Peggy alzó las cejas y apretó los labios, indignada al escuchar los secretos íntimos que guardaba con celo. Durante un par de segundos hizo ademán de contestarle, pero por último, guardó silencio. Steve prosiguió. Ella ya estaba lista para escuchar el resto del relato.

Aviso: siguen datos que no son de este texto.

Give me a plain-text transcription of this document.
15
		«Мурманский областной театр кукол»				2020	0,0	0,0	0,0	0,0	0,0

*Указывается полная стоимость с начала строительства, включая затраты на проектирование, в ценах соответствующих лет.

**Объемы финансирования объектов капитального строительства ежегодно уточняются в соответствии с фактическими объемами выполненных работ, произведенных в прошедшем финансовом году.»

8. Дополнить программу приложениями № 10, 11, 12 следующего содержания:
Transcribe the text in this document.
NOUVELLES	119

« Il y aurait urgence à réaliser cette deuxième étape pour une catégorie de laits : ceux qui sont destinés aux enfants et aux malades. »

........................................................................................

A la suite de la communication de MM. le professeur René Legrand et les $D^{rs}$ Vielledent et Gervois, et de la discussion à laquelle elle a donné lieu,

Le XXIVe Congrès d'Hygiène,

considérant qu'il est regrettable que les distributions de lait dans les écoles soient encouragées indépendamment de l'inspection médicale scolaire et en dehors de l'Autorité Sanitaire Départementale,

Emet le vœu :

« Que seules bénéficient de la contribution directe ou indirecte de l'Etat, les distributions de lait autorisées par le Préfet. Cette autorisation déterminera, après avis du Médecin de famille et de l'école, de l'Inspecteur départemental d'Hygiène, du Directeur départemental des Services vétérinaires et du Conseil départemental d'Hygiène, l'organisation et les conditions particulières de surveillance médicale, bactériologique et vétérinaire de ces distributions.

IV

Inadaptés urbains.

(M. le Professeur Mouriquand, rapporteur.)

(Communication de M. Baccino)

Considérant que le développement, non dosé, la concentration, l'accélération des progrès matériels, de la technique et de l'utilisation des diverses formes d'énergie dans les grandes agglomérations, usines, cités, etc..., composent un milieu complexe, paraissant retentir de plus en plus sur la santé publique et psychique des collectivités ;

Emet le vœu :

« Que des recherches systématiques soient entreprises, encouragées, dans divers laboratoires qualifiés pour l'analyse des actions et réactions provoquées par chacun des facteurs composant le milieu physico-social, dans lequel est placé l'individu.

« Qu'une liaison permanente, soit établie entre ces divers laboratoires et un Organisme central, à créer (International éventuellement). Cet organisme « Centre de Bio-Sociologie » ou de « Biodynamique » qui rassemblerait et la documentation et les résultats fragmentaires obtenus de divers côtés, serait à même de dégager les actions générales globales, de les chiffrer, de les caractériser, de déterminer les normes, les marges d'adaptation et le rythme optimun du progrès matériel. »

—Solo puedo confiar en ti y en Howard Stark. Sé que, al igual que yo, tienes memoria fotográfica y eres capaz de compartimentar tu mente y tus recuerdos de una forma asombrosa, así que escucha bien lo que te voy a decir: Existirá un proyecto ruso llamado Soldado de Invierno. Operará a partir de 1953, y será un dolor de cabeza para las Inteligencias de varios países, incluidos el tuyo y el mío. Si me quedo en el hielo, no podré detenerlo. No estoy seguro de poder hacerlo con la tecnología actual, pero lo intentaré. Necesito que convenzas a Howard Stark y que él empiece a diseñar un contraproyecto para frenar al Soldado de Invierno.
—¿Qué debo pedirle que investigue? —preguntó ella. Le brillaban los ojos, emocionada por todo lo que le estaba contando.
—Necesito que me busque en el hielo y que me saque de allí. Tendrá que diseñar un criotubo para mantenerme en hibernación, animación suspendida, criosueño o como quiera llamarlo, y solo saldré de él en determinados momentos, desde 1953 hasta 2012. Cada vez que termine una misión volveré a hibernación. Es la única manera para que el suero de súper soldado siga funcionando y yo no envejezca.
Ella lo miró con tristeza al descubrir las implicaciones derivadas de su plan.
—Peggy —Steve le tomó las manos entre las suyas, como había hecho miles de veces en su vida de casado—. Siempre serás mi chica. Nunca dejaré de quererte y trataré de protegerte lo mejor que pueda, porque has sido la única mujer que me ha comprendido y que nunca me ha juzgado. Siento no haber podido darte lo que necesitabas.
Ella se levantó y lo abrazó, mientras Steve lloraba entre sus brazos. Sus labios suaves lo calmaron como solo ella sabía hacerlo, paciente y protectora, generosa y llena de amor. Steve correspondió una última vez, despidiéndose de ella como amante y como esposa, y cuando se separaron, ya eran la Agente Carter y el Capitán América.
—Voy a ir a por Schmidt, y no pararé hasta que HYDRA haya caído, muerta o capturada.
—No estás solo —respondió ella—. Te protegeremos. Cueste lo que cueste.
—Recuerda también este nombre —finalizó él, levantándose—. Daniel Atkins.
Ella lo miró a los ojos, inquisitiva.
—Tengo entendido que baila asombrosamente bien —respondió Steve con una sonrisa.
—Lo tendré en cuenta —suspiró ella, acompañándolo a la puerta.
Días más tarde, Steven G. Rogers se estrellaba en el círculo polar ártico, en una misión que detuvo las maquinaciones de Cráneo Rojo y terminó con su vida. El Gobierno de los Estados Unidos buscó su cadáver durante semanas, pero abandonó la idea de su recuperación por la falta de pistas. Howard Stark, alentado por la Agente Carter, desvió parte de sus recursos a un proyecto ultrasecreto, trabajando en el diseño de un tubo criogénico para mantener a una persona en animación suspendida, al que llamaron Contramedidas al Soldado de Invierno, o Proyecto Nómada.
Ella se casó con Daniel Atkins. Nunca olvidó a Steve Rogers.